暑寒別岳本峰に至るルートはおおよそ12ルートがある。
すなわち沢/4、夏道/3、積雪期/5(箸別、信砂岳からのルートを入れれば7)である。中ノ沢岳は西尾根のもう一本西側の ガンケの沢と暑寒別川に挟まれた尾根上にあるピークで、この尾根は西暑寒別岳で西尾根と合流する。
山の神ルートの様に混雑することがなく、西尾根、中央稜とともに静かな山旅を味わえる暑寒別岳本峰へ至るルートの一本である。

この尾根への取り付きは暑寒別川とポンショカンベツ川の二股から尾根の末端に取り付くルートと 暑寒荘から渡渉しガンケの沢に入り適当なところから尾根に上がるルートが考えられる。ガンケの沢からのアプローチは 雪解けが早い年は渡渉ができない事が多いために、今回は尾根末端からのルートをとることにした。
歩き始めてすぐに台地にあがるための急登がある。眠気覚まし兼ウォーミングアップにはちょうど良いだろう。
出発地点からこの登りの途中には枯れた大木が目に付くのだが、近づいてみると大木の根元にチェーンソウと思われる傷が 木を一周するようにつけてある。どういった意図でこの様なことをしているのか解らないが、目に付いた枯れた木の全てに 傷があるのを見ると、随分と酷いことをするものだと思ってしまう。
台地に上がるとconta969m付近までは登りらしい登りはない。
クロスカントリーのウロコ付き板でも十分登れる傾斜である。
楽なかわりに時間の割には標高も距離もさっぱり稼げないが樹間から天狗岳や雄冬岳を見ながらのんびり歩くことが できる。
conta543辺りから樹木がまばらになり正面には暑寒別岳、西暑寒岳、中ノ沢岳への稜線が、振り返れば日本海が見え始める。

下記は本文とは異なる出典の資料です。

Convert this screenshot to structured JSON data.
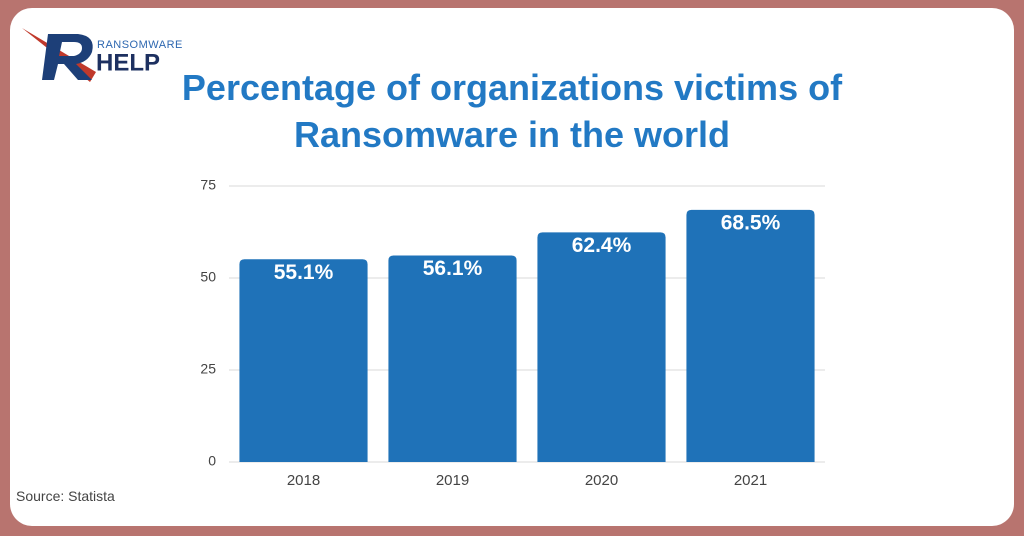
{
  "logo": {
    "small": "RANSOMWARE",
    "large": "HELP"
  },
  "chart_data": {
    "type": "bar",
    "title": "Percentage of organizations victims of Ransomware in the world",
    "categories": [
      "2018",
      "2019",
      "2020",
      "2021"
    ],
    "values": [
      55.1,
      56.1,
      62.4,
      68.5
    ],
    "value_labels": [
      "55.1%",
      "56.1%",
      "62.4%",
      "68.5%"
    ],
    "color": "#1f72b8",
    "ylim": [
      0,
      75
    ],
    "yticks": [
      0,
      25,
      50,
      75
    ],
    "grid": true,
    "source": "Source: Statista"
  }
}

登行意欲をそそるニタトコナイの沢の左岸尾根とを右に見るようになると、まもなくconta735mである。
conta900m付近から、やっとガンケの沢側に大きな雪庇を張り出した中ノ沢岳のピークを望むことができる。
西暑寒別岳の方が本峰よりも主峰にふさわしい風格を持っていると感じる。
ここらへんの地形は地図でみるよりも落ち込みが激しく斜面はいたるところに亀裂が走っている。
諸般の事情によりconta969のピークからら引き返さなければならず、残念であった。しかもAM10時!おそらくピークまでは一時間から一時間半で到達すると思われる 。969からピークまでは歩いていないために、正確ではないが、ニタトコナイ沢の左岸尾根との合流点までに一箇所、短い急登りがあり、ここは雪質が悪いと下降時に苦労するかもしれない。また合流点付近は雪庇が張り出しているために、雪庇を切り崩すか、別ルートを探す必要があるかもしれない。
私にとっては暑寒別岳本峰に至るルート12本の中で唯一、トレースしていないルートだけに後ろ髪を引かれる思いで下降する。

私がトレースしたルート(尾根末端)は4月中頃に登った時は400m台地に上がる急斜面の取り付きまでは苦労しなかったが、ゴールデンウイークに訪れた時は残り少ない雪を拾って何とか スキーで取り付けた状態だったので時期が遅いと400m台地に上がるのに苦労するかもしれない。